Don’t fret in your position just yet. Working your way up the corporate ladder comes with its difficult times, but it is imperative to look at the bright side to being a little lower on the company totem pole. Seize the opportunity of being an entry-level professional to your advantage, and keep in mind these perks you will come out of it with:
Being an entry-level employee is all about the learning experience you receive while being a beginner in the field or company. This experience is invaluable because many mid and upper-level executives have years of professional knowledge, which could make for good examples of what and what not to do in your industry, and a great opportunity to make contacts and network.
The experience of learning from seasoned professionals in your field (while also getting paid!) is one that you do not want to ignore and resent just because you are a little lower on the totem pole at work. Many other executives do not have the chance to sit back and learn while on the job, so take this aspect of your position as having an upper-hand.
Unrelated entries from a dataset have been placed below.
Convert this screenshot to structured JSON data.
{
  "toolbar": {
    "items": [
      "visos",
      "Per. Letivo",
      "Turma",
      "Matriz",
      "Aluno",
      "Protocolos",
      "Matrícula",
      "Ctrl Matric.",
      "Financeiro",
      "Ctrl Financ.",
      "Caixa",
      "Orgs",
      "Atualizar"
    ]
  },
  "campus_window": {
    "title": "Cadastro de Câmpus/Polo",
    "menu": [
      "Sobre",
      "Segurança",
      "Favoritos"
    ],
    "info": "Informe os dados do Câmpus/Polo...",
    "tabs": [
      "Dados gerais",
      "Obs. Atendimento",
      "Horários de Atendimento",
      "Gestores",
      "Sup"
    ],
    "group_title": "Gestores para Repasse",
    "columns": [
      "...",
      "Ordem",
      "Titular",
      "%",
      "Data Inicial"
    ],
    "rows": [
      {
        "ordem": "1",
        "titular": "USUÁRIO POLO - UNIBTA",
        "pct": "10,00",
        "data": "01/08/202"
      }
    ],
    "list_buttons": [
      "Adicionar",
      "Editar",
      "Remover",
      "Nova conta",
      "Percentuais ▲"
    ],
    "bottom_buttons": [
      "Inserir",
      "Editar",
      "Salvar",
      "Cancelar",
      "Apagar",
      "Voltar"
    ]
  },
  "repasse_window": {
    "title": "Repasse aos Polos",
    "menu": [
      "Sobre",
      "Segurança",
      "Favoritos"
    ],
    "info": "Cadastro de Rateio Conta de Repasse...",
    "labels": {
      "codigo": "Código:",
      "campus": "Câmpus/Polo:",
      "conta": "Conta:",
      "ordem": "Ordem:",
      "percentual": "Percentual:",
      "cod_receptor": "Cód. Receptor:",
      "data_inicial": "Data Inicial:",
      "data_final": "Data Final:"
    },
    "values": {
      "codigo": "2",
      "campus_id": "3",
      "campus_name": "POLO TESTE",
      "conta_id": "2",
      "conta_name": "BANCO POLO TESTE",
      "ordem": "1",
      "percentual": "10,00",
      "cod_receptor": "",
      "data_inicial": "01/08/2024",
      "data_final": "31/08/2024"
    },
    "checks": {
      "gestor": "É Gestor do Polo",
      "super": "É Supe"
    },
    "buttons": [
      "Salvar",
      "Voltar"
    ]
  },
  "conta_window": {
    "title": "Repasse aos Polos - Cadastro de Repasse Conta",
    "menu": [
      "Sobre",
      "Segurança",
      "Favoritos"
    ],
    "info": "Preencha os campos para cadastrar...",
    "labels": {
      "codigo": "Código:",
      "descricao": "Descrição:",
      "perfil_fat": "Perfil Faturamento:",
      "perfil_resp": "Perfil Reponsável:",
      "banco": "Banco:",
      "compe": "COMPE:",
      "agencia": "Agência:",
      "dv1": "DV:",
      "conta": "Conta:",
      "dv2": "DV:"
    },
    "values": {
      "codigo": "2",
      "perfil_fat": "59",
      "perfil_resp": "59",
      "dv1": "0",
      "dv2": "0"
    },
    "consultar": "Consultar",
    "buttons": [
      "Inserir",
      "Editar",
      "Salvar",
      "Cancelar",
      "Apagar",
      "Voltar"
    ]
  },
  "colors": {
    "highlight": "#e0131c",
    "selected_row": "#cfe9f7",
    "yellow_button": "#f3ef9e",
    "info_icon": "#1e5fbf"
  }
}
The Option to Explore Other Opportunities
One of the most useful benefits of being an entry-level employee is the time and space you get to explore opportunities in and outside your company. This could be preparing for another career path or choosing to pursue a higher education in order to increase your overall market worth in your field. Just beginning in your field, you have the option to explore other paths and possibilities before anything is truly set in stone for you. Take your time as an employee to explore options you might want to look further into before you are solidified in your field. It might prove difficult to change your career path completely after 10 or so years in the same field.